Afghan war photos: contrasting views
The Times’ front page story and photos on U.S. troops posing with the body parts of Afghan insurgents prompted thousands of online comments, and hundreds of phone calls, emails and letters to the editor this week.
The publication of the photos drew the most reaction, ranging from outrage to praise.
The debate was especially vigorous in the military community.
Here’s what a few readers had to say to The Times:
Angela Hughes wrote to the editor: "I am a retired officer from the U.S. Air Force. I served in Iraq in 2007 before the surge when things were really violent and awful. Those of us who serve in the Armed Forces do so freely and most of us are honorable and love our country and everything it stands for, including your right to publish whatever you believe to be newsworthy. However, all of us are human and I doubt very seriously you have any idea what it is like to be in a combat zone ... By publishing the photos of the soldiers in Afghanistan, you have willingly put many innocent American lives in jeopardy. I cannot understand how this was newsworthy."
Elizabeth Spatz offered online: "As the wife of a service member currently serving in Afghanistan, I have to seriously question the decision to publish the photos of US personnel posing with deceased Afghans. I'm no fan of this war and hope and pray for a speedy end and resolution. However, these photos will not get us there. Yes, the American public needs to have information and be well informed, but these images have the potential to put our already overtaxed military members under even more stress and potentially in greater danger. I feel there are other ways --- call for a draft, publish pictures of US military funerals, highlight the difficulties injured vets are enduring every day."
From Strykersville, NY, Jamie Smith added: "As a parent of two military men, I am very upset with The Times decision to post the pictures in this article. The military personnel that I know would never condone these actions, and yet your article puts them at severe risk. When the media flaunts their "objectivity" it can stir up violence, not just against the few people who showed their lack of military discipline, but against innocent American military men and women around the world, and also friendly Afghan people."
Julie Thomas commented online: "As the mother of a deployed U.S. soldier, I am outraged that you would put a story and photos that depict our soldiers as cold blooded killers. Unless you are in their “boots” you cannot image the pressure and stress they are under, what they just witnessed or what their "job" as a soldier calls for them to do… I fear for my son's life every day. "
Beth Murphy emailed to say: "I feel that there are always a few in every organization that disregard the rules. Most of our soldiers, including two of my sons, are professional, respect our country, and would lay down their life for America's freedom… If you are concerned with these soldiers’ actions, I suggest you report it to the proper military leaders for action."
From Narrowsburg, N.Y., Thomas Prendergast wrote: "I am a former member of the 82nd Airborne Division and am extremely offended by the photos that you ran. Do you do these things to run down our country or are you just that smug?"
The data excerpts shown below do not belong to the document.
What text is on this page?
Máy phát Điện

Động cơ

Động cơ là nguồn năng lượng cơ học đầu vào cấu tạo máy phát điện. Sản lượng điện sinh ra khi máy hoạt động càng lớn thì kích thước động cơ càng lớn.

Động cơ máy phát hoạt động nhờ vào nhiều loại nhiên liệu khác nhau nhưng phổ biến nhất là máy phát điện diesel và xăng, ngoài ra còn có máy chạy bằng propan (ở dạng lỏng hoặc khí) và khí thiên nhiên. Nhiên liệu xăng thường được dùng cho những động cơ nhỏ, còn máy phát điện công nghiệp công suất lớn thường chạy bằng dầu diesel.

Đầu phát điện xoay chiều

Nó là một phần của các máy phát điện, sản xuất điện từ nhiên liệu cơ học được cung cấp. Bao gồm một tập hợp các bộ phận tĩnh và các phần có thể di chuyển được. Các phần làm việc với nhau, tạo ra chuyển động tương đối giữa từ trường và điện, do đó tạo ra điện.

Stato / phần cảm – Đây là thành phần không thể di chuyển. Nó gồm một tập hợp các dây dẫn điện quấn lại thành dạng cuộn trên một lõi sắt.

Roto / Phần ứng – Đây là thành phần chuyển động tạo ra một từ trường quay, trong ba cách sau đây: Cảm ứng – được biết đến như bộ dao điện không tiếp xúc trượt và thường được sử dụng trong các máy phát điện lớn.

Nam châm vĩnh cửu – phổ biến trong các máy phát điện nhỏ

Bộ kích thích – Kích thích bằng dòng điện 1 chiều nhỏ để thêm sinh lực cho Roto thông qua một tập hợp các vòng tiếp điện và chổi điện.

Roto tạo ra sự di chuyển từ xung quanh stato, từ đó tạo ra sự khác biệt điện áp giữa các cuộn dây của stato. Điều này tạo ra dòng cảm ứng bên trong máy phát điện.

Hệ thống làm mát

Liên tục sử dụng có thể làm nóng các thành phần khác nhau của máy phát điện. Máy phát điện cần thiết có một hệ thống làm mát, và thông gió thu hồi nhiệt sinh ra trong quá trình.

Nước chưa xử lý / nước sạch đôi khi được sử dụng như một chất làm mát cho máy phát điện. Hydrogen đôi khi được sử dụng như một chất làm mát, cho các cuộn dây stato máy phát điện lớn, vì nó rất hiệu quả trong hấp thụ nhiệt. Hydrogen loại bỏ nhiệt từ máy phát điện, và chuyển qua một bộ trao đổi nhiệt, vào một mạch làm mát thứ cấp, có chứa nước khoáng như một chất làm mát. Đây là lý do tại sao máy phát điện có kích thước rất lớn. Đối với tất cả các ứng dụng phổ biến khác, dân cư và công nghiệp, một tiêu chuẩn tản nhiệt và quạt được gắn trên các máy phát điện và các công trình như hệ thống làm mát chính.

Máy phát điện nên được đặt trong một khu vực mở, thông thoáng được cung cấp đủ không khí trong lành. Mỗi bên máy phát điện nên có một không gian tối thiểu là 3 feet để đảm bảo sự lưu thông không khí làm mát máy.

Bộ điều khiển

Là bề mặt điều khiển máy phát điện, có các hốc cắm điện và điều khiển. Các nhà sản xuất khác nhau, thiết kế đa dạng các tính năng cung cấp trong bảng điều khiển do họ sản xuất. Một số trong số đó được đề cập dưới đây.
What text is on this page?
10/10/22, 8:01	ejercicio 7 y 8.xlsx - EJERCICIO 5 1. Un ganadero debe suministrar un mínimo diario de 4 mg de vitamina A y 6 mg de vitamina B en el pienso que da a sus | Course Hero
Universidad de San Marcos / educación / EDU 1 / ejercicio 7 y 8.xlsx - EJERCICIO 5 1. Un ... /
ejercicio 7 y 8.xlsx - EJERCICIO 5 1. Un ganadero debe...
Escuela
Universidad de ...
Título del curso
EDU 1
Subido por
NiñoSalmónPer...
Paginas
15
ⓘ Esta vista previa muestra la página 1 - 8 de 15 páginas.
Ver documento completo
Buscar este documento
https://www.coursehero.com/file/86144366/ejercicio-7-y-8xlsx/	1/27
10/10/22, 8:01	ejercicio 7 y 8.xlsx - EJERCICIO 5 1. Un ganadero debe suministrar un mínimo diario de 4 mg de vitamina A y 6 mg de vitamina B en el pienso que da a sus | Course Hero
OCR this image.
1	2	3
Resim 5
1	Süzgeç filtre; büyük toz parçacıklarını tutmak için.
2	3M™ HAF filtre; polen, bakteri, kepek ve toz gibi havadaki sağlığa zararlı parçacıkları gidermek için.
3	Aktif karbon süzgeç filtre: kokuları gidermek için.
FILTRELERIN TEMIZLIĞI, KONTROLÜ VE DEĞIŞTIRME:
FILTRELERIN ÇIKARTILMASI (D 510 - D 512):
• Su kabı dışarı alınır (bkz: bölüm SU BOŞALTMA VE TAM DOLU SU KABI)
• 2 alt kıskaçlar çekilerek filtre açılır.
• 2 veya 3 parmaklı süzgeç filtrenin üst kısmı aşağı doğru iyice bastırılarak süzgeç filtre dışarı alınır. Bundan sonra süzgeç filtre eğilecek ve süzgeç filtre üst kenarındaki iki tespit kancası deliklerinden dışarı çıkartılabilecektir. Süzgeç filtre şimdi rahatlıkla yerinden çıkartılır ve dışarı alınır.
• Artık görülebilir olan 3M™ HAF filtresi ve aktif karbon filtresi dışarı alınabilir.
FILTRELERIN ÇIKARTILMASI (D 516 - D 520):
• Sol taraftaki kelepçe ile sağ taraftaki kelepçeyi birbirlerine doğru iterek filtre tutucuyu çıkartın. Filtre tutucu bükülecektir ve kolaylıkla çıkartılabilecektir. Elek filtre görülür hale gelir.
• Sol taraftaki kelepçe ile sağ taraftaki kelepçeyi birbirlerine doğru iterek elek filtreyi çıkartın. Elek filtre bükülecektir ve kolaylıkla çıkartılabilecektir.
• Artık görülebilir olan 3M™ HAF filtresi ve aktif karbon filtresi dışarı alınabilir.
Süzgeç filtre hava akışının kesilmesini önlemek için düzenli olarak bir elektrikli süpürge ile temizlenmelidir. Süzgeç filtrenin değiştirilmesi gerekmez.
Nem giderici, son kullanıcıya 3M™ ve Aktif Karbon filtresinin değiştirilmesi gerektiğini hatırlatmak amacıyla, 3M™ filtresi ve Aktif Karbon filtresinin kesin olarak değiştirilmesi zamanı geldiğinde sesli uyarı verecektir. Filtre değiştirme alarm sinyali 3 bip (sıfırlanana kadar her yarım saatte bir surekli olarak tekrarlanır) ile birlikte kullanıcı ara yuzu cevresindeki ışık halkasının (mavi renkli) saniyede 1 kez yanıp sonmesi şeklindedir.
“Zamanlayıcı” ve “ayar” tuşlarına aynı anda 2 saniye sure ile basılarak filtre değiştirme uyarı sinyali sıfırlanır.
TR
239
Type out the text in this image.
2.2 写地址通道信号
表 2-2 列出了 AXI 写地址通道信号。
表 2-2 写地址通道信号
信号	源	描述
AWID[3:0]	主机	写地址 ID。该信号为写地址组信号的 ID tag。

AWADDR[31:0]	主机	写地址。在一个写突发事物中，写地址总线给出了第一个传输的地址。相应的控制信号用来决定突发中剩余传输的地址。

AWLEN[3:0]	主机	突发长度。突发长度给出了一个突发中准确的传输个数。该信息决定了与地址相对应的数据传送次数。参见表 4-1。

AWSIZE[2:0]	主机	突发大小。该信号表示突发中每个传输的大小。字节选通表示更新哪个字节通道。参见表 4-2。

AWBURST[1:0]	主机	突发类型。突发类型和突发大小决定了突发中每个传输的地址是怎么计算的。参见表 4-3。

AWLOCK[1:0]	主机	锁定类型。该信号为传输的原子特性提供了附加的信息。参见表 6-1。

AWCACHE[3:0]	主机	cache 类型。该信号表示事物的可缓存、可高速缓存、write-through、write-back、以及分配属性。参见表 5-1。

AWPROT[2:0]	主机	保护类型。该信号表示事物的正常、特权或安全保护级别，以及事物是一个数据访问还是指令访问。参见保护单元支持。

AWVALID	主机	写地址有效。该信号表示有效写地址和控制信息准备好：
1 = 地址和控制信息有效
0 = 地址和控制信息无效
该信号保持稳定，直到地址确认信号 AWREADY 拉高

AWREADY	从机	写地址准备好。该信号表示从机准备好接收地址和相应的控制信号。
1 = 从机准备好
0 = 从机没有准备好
Others -- many with connections to the military -- had different but equally strong reactions:
Wrote John Gregory from Arcadia: "As a former public information officer of the 82nd Airborne Division, I am horrified, angered and mystified by the lack of discipline showed by troopers who posed for photos with body parts in Afghanistan. Kudos to the brave soldier who brought this sad incident to the public’s attention."
Elizabeth Apana of San Francisco weighed in: "The argument that publishing these photos puts our troops at risk is completely false. The people in Afghanistan witnessed this happening and saw the pictures being taken. The actions of the U.S. soldiers is what has offended them, and that is what will make them angry, and rightly so. If there is retribution, it is because of the actions of these soldiers, not pictures published in the U.S. If it is the stress of sending the same troops back to the battlefield again and again, then why doesn't the military do something about it? "
Commented Rose James to The Times: "As a former Army officer, you and the whistleblower are right in exposing the uncivilized treatment by U.S. military personnel. One person commented that these photos should have been given to superiors and investigated internally, but nothing would have been done and a massive cover-up would have ensued. The whistleblower would have been punished and the uncivilized brutes would been congratulated."
Added John Bute from Texas: "Assuming the photos are real, most of the criticism I read is nuts. I'm a Vietnam-era veteran and my father fought his way through North Africa, Sicily, Italy, and France.... The security danger is to the Afghans in the pictures."
In Long Beach, Alan Brooks commented: "The Times was absolutely correct in releasing the controversial war photos. This is providing needed information to the American public who must make decisions about ongoing wars they are paying for. We must understand the price we pay as a society when we take teenagers, give them guns and teach them to kill. And then we cluck like hurt hens when there are psychological aberrations."
Finally, Alli Pyrah in New York, observed: "Please ignore all the hate mail you’ll get from those who would like to intimidate journalists attempting to accurately portray the U.S. military. It’s ironic that while claiming to fight for our freedoms, these troops attempt to oppress any opinions that don’t paint them in a positive light. Many of us appreciate the truthful, impartial reporting of The Times."